El Nino-Southern Oscillation (ENSO) Interactions with Tropical Atlantic and Indian Oceans
University Of Hawaii, Honolulu
Investigators
Abstract
The El Niño-Southern Oscillation (ENSO) is the dominant interannual variability in the Earth’s climate. Current understanding of the interactions between ENSO and tropical Atlantic and Indian Ocean is limited. However, these interactions are seemingly crucial for accurate prediction of ENSO structure and evolution and its global impact. Current operational models have difficulty accurately predicting ENSO and its interactions with climate modes in other ocean basins. Through observational analyses and numerical modeling tasks, results from this award may reveal key physical processes behind these interactions and advance our current knowledge of ENSO dynamics, pan-tropical climate interactions, and general large-scale atmosphere-ocean interactions. This in turn may provide additional metrics to assess and improve global model representations of ENSO and its influence on weather events.
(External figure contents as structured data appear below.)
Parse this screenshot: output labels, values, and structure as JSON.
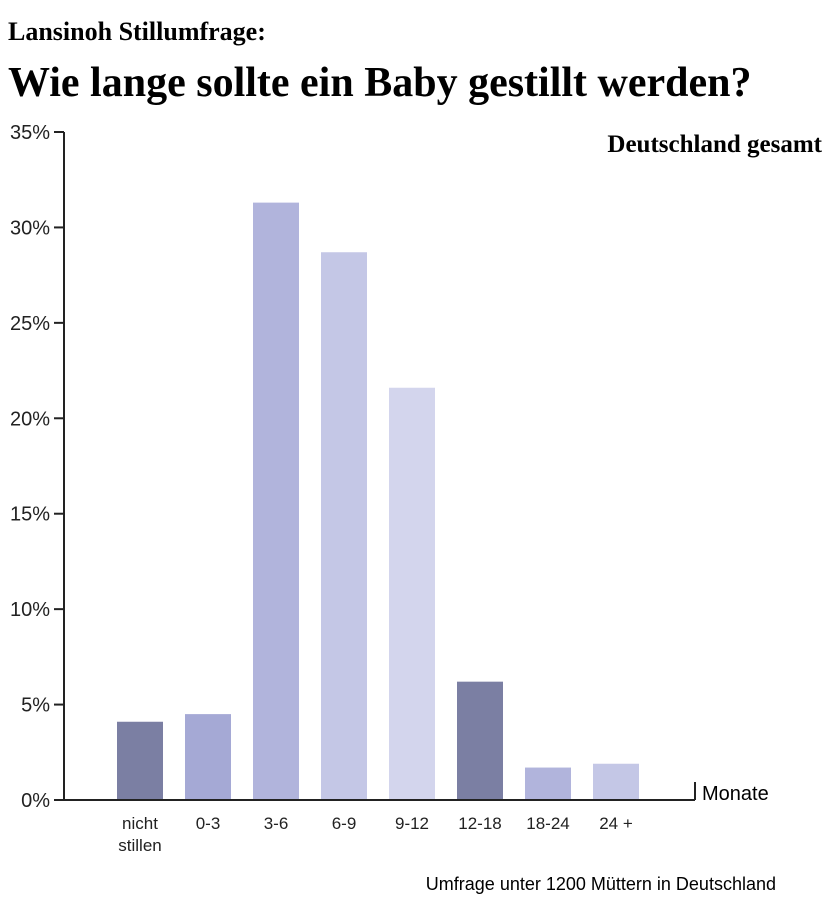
{
  "chart_data": {
    "type": "bar",
    "supertitle": "Lansinoh Stillumfrage:",
    "title": "Wie lange sollte ein Baby gestillt werden?",
    "subtitle": "Deutschland gesamt",
    "xlabel": "Monate",
    "ylabel": "",
    "footnote": "Umfrage unter 1200 Müttern in Deutschland",
    "categories": [
      [
        "nicht",
        "stillen"
      ],
      [
        "0-3"
      ],
      [
        "3-6"
      ],
      [
        "6-9"
      ],
      [
        "9-12"
      ],
      [
        "12-18"
      ],
      [
        "18-24"
      ],
      [
        "24 +"
      ]
    ],
    "values": [
      4.1,
      4.5,
      31.3,
      28.7,
      21.6,
      6.2,
      1.7,
      1.9
    ],
    "bar_colors": [
      "#7b7fa3",
      "#a5a9d5",
      "#b1b4dc",
      "#c4c7e6",
      "#d3d5ed",
      "#7b7fa3",
      "#b1b4dc",
      "#c4c7e6"
    ],
    "ylim": [
      0,
      35
    ],
    "yticks": [
      0,
      5,
      10,
      15,
      20,
      25,
      30,
      35
    ],
    "ytick_suffix": "%",
    "grid": false,
    "legend": "none",
    "colors": {
      "title": "#a3a6cf",
      "subtitle": "#2ab3b3",
      "axis": "#222222",
      "text": "#222222"
    }
  }
}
The award has three research thrusts. The first thrust investigates the relative roles of ENSO-induced extratropical and tropical forcing of sea surface temperature anomaly (SSTA) in the tropical North Atlantic (TNA) and how the TNA SSTA may feedback to ENSO through induced Rossby and Kelvin wave responses. Observational analyses and idealized model experiments will be performed. The second thrust examines the interaction between Atlantic Niño and ENSO. A composite analysis will be conducted to elucidate the formation mechanisms of Atlantic Niño under preceding El Niño and La Niña conditions. Coupled and uncoupled model experiments will be carried out to investigate how ENSO influences Atlantic Niño and how Atlantic Niño impacts subsequent ENSO evolution and to what extent model bias in sea surface temperature affects the remote Atlantic forcing. The third thrust investigates how ENSO influences the Indian Ocean dipole (IOD) and to what extent Indian Ocean basin warming contributes to El Niño turnabout. Focus will be placed on the effect of equatorially symmetric and antisymmetric circulation responses to El Niño during its developing summer and linear and nonlinear wind responses to the boreal winter IDO rainfall pattern. This award reflects NSF's statutory mission and has been deemed worthy of support through evaluation using the Foundation's intellectual merit and broader impacts review criteria.